To learn more about the friendship-based horsemanship of EASEL® please watch YouTube
www.youtube.com/watch?v=DsRzOmcRnm4&feature=related and
www.youtube.com/watch?v=jgcSXFklQMc&feature=related
Therapy, learning and leadership are largely a relationship thing. EASEL® facilitator is trained in coaching techniques that help client clarify the question he or she wants to investigate in that session, and in how to effectively use the horse/dog-human relationship to enhance clients’ self-awareness, empathy, communication skills, and leadership ability. Based on the conversation and the client's emotional state, the EASEL® facilitator knows how to design and facilitate an experiential activity to that question. One of the specialities of EASEL® is that it is able to effectively combine individual coaching and a group process.
In an EASEL® process, the facilitator guides the building of a relationship between a client and trained animal co-facilitator. Clients learn in the process about themselves, play, boundaries, dynamics in relationships etc.

The facilitator’s relationship with the animal co-facilitator a) models to client what a loving relationship based on mutual trust and respect looks like (earned leadership, not taken) b) lets the client evaluate if the facilitator can be trustworthy for him/her, too c) helps create Winnicottian transition space that feels both safe and challenging enough to activate thinking and change d) models what we teach and ask clients to practice.
EASEL® facilitators may specialize in working with dogs, horses and/or other animals. Depending on facilitators own interests and possibilities, EASEL® can include adventure, drama methods, arts and grafts etc. It is also highly efficient in leadership training and coaching in normal office setting. The greatest adventure always happens in the mind!
Experiential learning challenges attitudes and beliefs, and offers new ways of seeing one’s self with others. Horses make experiential learning all the more powerful. So, unless we want a client to dominate people in his or her own life, we should not train the client to dominate the horse.
The objective in all styles of horsemanship is to build a mutually safe and stress-free relationship - the human as the leader, and the horse trusting that the human will keep him safe.
But there are two technically rather opposite ways to get there.
One way builds leadership first and works with the horse in a small arena or keep s him in a bridle or halter . They later progress to more and more advanced work , that can also include working at liberty on a larger arena. This model copies the natural snaking behavior of a stallion, who needs to get mares to obey him so they stay with him and he can keep them safe from predators and other stallions.
Imitated by a skilled horseperson, the stallion model does result very quickly in the horse following freely. Client’s, however, are rarely skilled horse people, and our goal in equine assisted learning and therapy is rarely to teach horse skills.
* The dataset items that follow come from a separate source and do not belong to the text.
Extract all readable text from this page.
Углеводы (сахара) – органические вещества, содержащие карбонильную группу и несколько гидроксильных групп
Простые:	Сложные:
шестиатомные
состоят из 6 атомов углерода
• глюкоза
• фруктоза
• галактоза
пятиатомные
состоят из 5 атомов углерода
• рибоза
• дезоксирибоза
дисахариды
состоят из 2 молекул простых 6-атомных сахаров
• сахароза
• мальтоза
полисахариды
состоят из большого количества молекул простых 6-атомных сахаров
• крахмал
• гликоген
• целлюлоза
The other model, the EASEL® model of friendship-based natural horsemanship, builds first on friendship, care and free play. We work with the horse at liberty on a large arena or pasture. We move into smaller arenas or bridles and ropes, to more leadership based agility and riding or driving, as the relationship develops.
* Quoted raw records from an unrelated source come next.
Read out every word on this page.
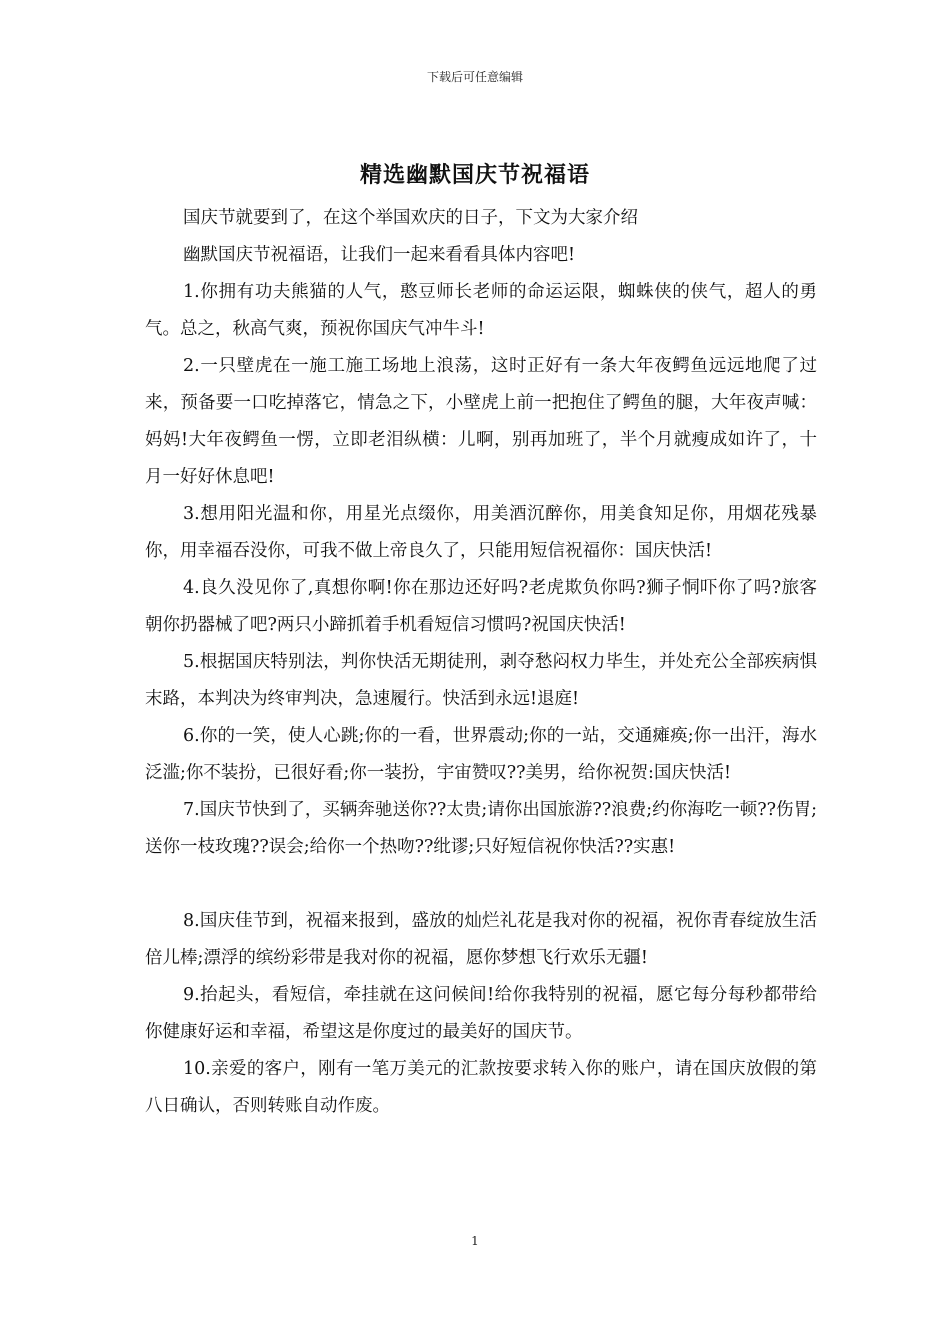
下载后可任意编辑
精选幽默国庆节祝福语

国庆节就要到了，在这个举国欢庆的日子，下文为大家介绍

幽默国庆节祝福语，让我们一起来看看具体内容吧!

1.你拥有功夫熊猫的人气，憨豆师长老师的命运运限，蜘蛛侠的侠气，超人的勇气。总之，秋高气爽，预祝你国庆气冲牛斗!

2.一只壁虎在一施工施工场地上浪荡，这时正好有一条大年夜鳄鱼远远地爬了过来，预备要一口吃掉落它，情急之下，小壁虎上前一把抱住了鳄鱼的腿，大年夜声喊：妈妈!大年夜鳄鱼一愣，立即老泪纵横：儿啊，别再加班了，半个月就瘦成如许了，十月一好好休息吧!

3.想用阳光温和你，用星光点缀你，用美酒沉醉你，用美食知足你，用烟花残暴你，用幸福吞没你，可我不做上帝良久了，只能用短信祝福你：国庆快活!

4.良久没见你了,真想你啊!你在那边还好吗?老虎欺负你吗?狮子恫吓你了吗?旅客朝你扔器械了吧?两只小蹄抓着手机看短信习惯吗?祝国庆快活!

5.根据国庆特别法，判你快活无期徒刑，剥夺愁闷权力毕生，并处充公全部疾病惧末路，本判决为终审判决，急速履行。快活到永远!退庭!

6.你的一笑，使人心跳;你的一看，世界震动;你的一站，交通瘫痪;你一出汗，海水泛滥;你不装扮，已很好看;你一装扮，宇宙赞叹??美男，给你祝贺:国庆快活!

7.国庆节快到了，买辆奔驰送你??太贵;请你出国旅游??浪费;约你海吃一顿??伤胃;送你一枝玫瑰??误会;给你一个热吻??纰谬;只好短信祝你快活??实惠!

8.国庆佳节到，祝福来报到，盛放的灿烂礼花是我对你的祝福，祝你青春绽放生活倍儿棒;漂浮的缤纷彩带是我对你的祝福，愿你梦想飞行欢乐无疆!

9.抬起头，看短信，牵挂就在这问候间!给你我特别的祝福，愿它每分每秒都带给你健康好运和幸福，希望这是你度过的最美好的国庆节。

10.亲爱的客户，刚有一笔万美元的汇款按要求转入你的账户，请在国庆放假的第八日确认，否则转账自动作废。

1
This model follows the example of the lead mare and how the foals grow up. The lead mare’s job in the herd is to raise socially healthy and physically strong young horses, and to lead the herd to food and water. - To take care, and to teach how to lead and be led.
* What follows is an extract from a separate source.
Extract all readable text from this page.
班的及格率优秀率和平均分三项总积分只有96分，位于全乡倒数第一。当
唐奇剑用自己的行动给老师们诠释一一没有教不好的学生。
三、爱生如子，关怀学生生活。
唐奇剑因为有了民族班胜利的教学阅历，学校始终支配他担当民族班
The foals are kept safe and respectful, but they grow up free to investigate and play within boundaries.

The boundaries change step by step, as the young develop, giving more room for own choices and the responsibility that comes with freedom.
In horses’ friendships, even leadership is situational. In EASEL®, horses and people follow each other’s suggestions, respect each other’s boundaries, take turns in “leading” or making decisions, play, protect and groom each other.
Friendship-based leadership is the kind that can keep people and horses safe also in faster activities.